Like many volunteer-dependent organizations in the region, she’s looking for “younger” volunteers. It’s the 60-year-olds that everybody wants, but many of them are far too busy.
The reason for the need, is that the Greatest Generation — from the World War II era when the men worked and the women volunteered — are aging out of the ranks of the local volunteer corps, leaving a need for more helping hands in the organizations that depend on them.
It’s not just a local problem. At a statewide convention for directors of volunteer programs, it was clear that volunteer numbers are lower everywhere.
“Everybody has the same issue,” said Judy Villani, director of volunteers for Niagara Falls Memorial Medical Center, who attended the four-day convention held at the Sheraton.
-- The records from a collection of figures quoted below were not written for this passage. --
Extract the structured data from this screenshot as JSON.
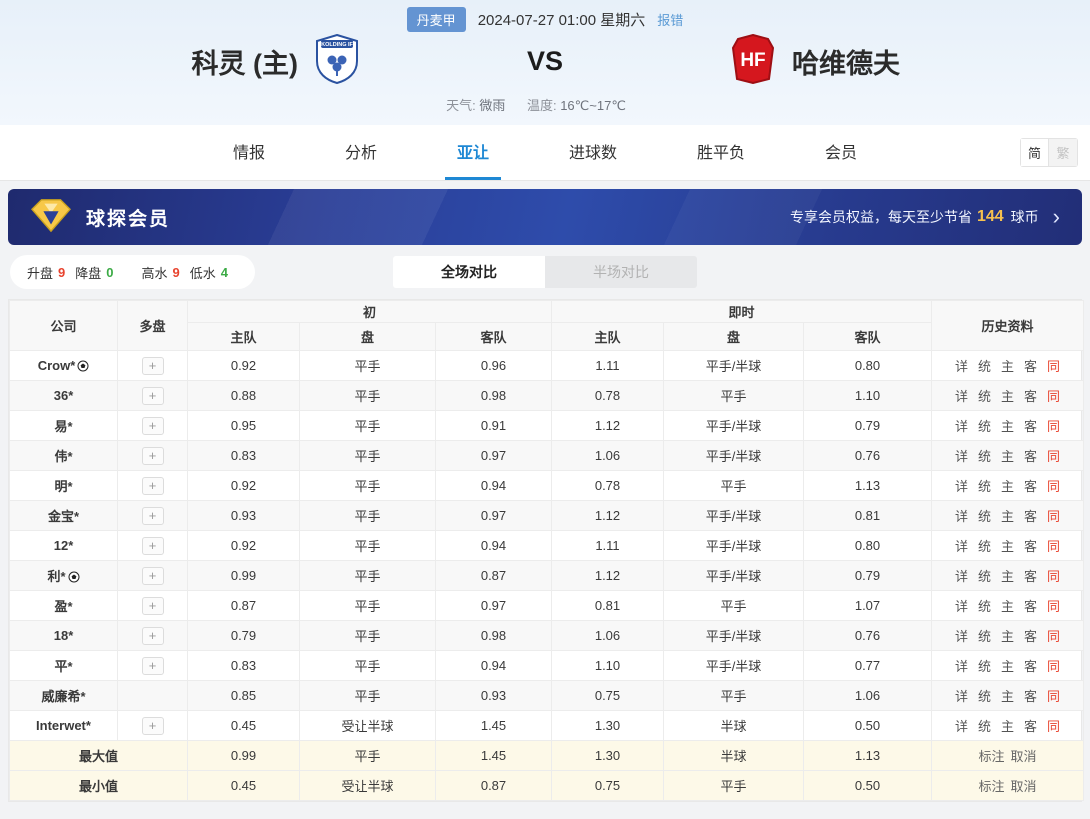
{
  "header": {
    "league_badge": "丹麦甲",
    "match_time": "2024-07-27 01:00 星期六",
    "report_error_label": "报错",
    "home_team": "科灵 (主)",
    "home_badge_text": "KOLDING IF",
    "away_team": "哈维德夫",
    "away_badge_text": "HF",
    "vs_label": "VS",
    "weather_label": "天气:",
    "weather_value": "微雨",
    "temperature_label": "温度:",
    "temperature_value": "16℃~17℃"
  },
  "nav": {
    "tabs": [
      {
        "label": "情报"
      },
      {
        "label": "分析"
      },
      {
        "label": "亚让"
      },
      {
        "label": "进球数"
      },
      {
        "label": "胜平负"
      },
      {
        "label": "会员"
      }
    ],
    "active_tab": "亚让",
    "lang_simplified": "简",
    "lang_traditional": "繁"
  },
  "banner": {
    "title": "球探会员",
    "promo_prefix": "专享会员权益，每天至少节省",
    "promo_number": "144",
    "promo_suffix": "球币",
    "arrow": "›"
  },
  "filters": {
    "up_label": "升盘",
    "up_value": "9",
    "down_label": "降盘",
    "down_value": "0",
    "high_label": "高水",
    "high_value": "9",
    "low_label": "低水",
    "low_value": "4"
  },
  "compare_tabs": {
    "full_label": "全场对比",
    "half_label": "半场对比"
  },
  "table": {
    "headers": {
      "company": "公司",
      "multi": "多盘",
      "initial": "初",
      "live": "即时",
      "home": "主队",
      "handicap": "盘",
      "away": "客队",
      "history": "历史资料"
    },
    "plus_label": "+",
    "history_links": [
      "详",
      "统",
      "主",
      "客",
      "同"
    ],
    "history_link_keys": [
      "detail",
      "stats",
      "home",
      "away",
      "same"
    ],
    "summary_links": [
      "标注",
      "取消"
    ],
    "summary_link_keys": [
      "mark",
      "cancel"
    ],
    "rows": [
      {
        "company": "Crow*",
        "ball": true,
        "multi": true,
        "init": [
          "0.92",
          "平手",
          "0.96"
        ],
        "live": [
          "1.11",
          "平手/半球",
          "0.80"
        ]
      },
      {
        "company": "36*",
        "ball": false,
        "multi": true,
        "init": [
          "0.88",
          "平手",
          "0.98"
        ],
        "live": [
          "0.78",
          "平手",
          "1.10"
        ]
      },
      {
        "company": "易*",
        "ball": false,
        "multi": true,
        "init": [
          "0.95",
          "平手",
          "0.91"
        ],
        "live": [
          "1.12",
          "平手/半球",
          "0.79"
        ]
      },
      {
        "company": "伟*",
        "ball": false,
        "multi": true,
        "init": [
          "0.83",
          "平手",
          "0.97"
        ],
        "live": [
          "1.06",
          "平手/半球",
          "0.76"
        ]
      },
      {
        "company": "明*",
        "ball": false,
        "multi": true,
        "init": [
          "0.92",
          "平手",
          "0.94"
        ],
        "live": [
          "0.78",
          "平手",
          "1.13"
        ]
      },
      {
        "company": "金宝*",
        "ball": false,
        "multi": true,
        "init": [
          "0.93",
          "平手",
          "0.97"
        ],
        "live": [
          "1.12",
          "平手/半球",
          "0.81"
        ]
      },
      {
        "company": "12*",
        "ball": false,
        "multi": true,
        "init": [
          "0.92",
          "平手",
          "0.94"
        ],
        "live": [
          "1.11",
          "平手/半球",
          "0.80"
        ]
      },
      {
        "company": "利*",
        "ball": true,
        "multi": true,
        "init": [
          "0.99",
          "平手",
          "0.87"
        ],
        "live": [
          "1.12",
          "平手/半球",
          "0.79"
        ]
      },
      {
        "company": "盈*",
        "ball": false,
        "multi": true,
        "init": [
          "0.87",
          "平手",
          "0.97"
        ],
        "live": [
          "0.81",
          "平手",
          "1.07"
        ]
      },
      {
        "company": "18*",
        "ball": false,
        "multi": true,
        "init": [
          "0.79",
          "平手",
          "0.98"
        ],
        "live": [
          "1.06",
          "平手/半球",
          "0.76"
        ]
      },
      {
        "company": "平*",
        "ball": false,
        "multi": true,
        "init": [
          "0.83",
          "平手",
          "0.94"
        ],
        "live": [
          "1.10",
          "平手/半球",
          "0.77"
        ]
      },
      {
        "company": "威廉希*",
        "ball": false,
        "multi": false,
        "init": [
          "0.85",
          "平手",
          "0.93"
        ],
        "live": [
          "0.75",
          "平手",
          "1.06"
        ]
      },
      {
        "company": "Interwet*",
        "ball": false,
        "multi": true,
        "init": [
          "0.45",
          "受让半球",
          "1.45"
        ],
        "live": [
          "1.30",
          "半球",
          "0.50"
        ]
      }
    ],
    "summary_rows": [
      {
        "label": "最大值",
        "init": [
          "0.99",
          "平手",
          "1.45"
        ],
        "live": [
          "1.30",
          "半球",
          "1.13"
        ]
      },
      {
        "label": "最小值",
        "init": [
          "0.45",
          "受让半球",
          "0.87"
        ],
        "live": [
          "0.75",
          "平手",
          "0.50"
        ]
      }
    ]
  },
  "colors": {
    "accent_blue": "#1e88d4",
    "badge_blue": "#6494d2",
    "banner_blue": "#2a3f98",
    "gold": "#f6c14f",
    "up_red": "#e8432e",
    "down_green": "#3cab46",
    "summary_yellow": "#fdf9e8"
  }
}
Villani said many volunteers are working part-time jobs for extra income, or care-taking for family members, including grandchildren and great grandchildren.
“A lot of them are pulled in many directions,” she added of her volunteers, noting that churches, clubs and other civic organizations are short on funds and relying on volunteer manpower.
While volunteer numbers are down only about 10 percent at NFMMC, Villani said the need has been filled by an increasing number of volunteers provided by Western New York high schools and colleges, many of whom have students who must fill community service requirements.